We did try this once on startup school applications (after the fact) and it was ...

dfranke · on May 26, 2009

Huh. For startup school applications that's actually a surprising result. I was under the impression that the admissions process on that was basically just to weed out the hackers from the business people, and with an application that brief I'm surprised that can't be accomplished with a keyword search.

Alex3917 · on May 26, 2009

You mean I changed my name to Lisp MacErlang for nothing??

But seriously, the Startup School application is basically just a list of keywords, at least the way I understood it. Are there really people writing essays in there?

javert · on May 26, 2009

That's not the way I understood it. You can't sell your idea, or your team, with a list of keywords.

(Anybody who actually got accepted want to back me up? :-) )

dfranke · on May 26, 2009

We're talking about startup school, not funding.

javert · on May 27, 2009

Oh... sorry, good point. :-)

fizx · on May 26, 2009

I imagine that YC apps reflect the startup trends at the moment. An online video company that quite possibly would have been funded in 2006 would be dead in the water today. With six months between applications, and not that much historical data, this could be hard to compensate for.

SwellJoe · on May 26, 2009

YC tries to choose teams, not ideas, so in an ideal world they would fund the same team in 2006 as in 2009. So, it would seem like the idea parts of the application would already be more about the way the applicant talks about their idea rather than what the idea actually is. Or, perhaps one could simply drop the "idea" fields from the data and only train on the "about the team" fields.

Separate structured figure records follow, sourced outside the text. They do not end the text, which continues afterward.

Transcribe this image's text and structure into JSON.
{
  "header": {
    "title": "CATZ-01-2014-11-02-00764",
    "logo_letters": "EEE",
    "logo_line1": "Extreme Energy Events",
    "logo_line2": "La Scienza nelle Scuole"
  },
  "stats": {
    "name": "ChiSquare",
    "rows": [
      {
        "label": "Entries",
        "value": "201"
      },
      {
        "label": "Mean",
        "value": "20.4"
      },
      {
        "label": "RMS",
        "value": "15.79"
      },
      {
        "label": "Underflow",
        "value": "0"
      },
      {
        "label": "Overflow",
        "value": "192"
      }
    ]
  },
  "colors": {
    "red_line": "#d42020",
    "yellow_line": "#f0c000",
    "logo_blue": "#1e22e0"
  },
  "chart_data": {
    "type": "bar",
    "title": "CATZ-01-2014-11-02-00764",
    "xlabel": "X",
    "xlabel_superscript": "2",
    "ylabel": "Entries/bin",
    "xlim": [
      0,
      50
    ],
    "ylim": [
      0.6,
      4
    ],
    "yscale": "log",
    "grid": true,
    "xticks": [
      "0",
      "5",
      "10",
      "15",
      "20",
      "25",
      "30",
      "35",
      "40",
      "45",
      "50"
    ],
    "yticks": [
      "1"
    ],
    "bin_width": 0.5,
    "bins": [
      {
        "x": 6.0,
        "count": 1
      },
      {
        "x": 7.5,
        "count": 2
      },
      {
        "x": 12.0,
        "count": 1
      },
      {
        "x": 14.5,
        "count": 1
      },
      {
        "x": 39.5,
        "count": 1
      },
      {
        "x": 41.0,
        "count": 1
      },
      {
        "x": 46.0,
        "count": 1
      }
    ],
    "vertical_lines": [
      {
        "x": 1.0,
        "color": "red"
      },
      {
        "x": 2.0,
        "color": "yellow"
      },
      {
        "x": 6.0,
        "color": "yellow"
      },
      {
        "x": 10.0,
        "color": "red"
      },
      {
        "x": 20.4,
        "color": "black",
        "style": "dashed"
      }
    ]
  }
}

Nonetheless, I'd have to see evidence to believe that applications could successfully be classified automatically with any reliability, just because it's such a complex problem. The reason spam and log data and experimental data is classifiable using tools like this is that it is, by it's very nature, relatively predictable. If every spam were written fresh by a different person, and selling a completely different product, it would be impossible to filter it. Likewise, if every time Apache got a new request or error it made up a little prose on the spot about the topic, it'd be pretty difficult for an automated tool to make any of sort of sense out of it.

ivankirigin · on May 27, 2009

You could open up the dataset by assigning every word an id, and giving an anonymous dataset of applications in code.

dfranke · on May 27, 2009

You could probably extract a good deal of information from this by examining word frequency and sentence structure. Or at least, the attempt would be too much for me to resist.

ivankirigin · on May 27, 2009

You'd love enough to make the risk of competition all but gone. The most meaningful sentences might have a word used 3 times in a 1000 word corpus. You just can't glean meaning on so little context.

I'd love to try too.

dfranke · on May 27, 2009

I've applied twice to YC, so my own applications would provide a Rosetta stone for a lot of important words. But that would be cheating.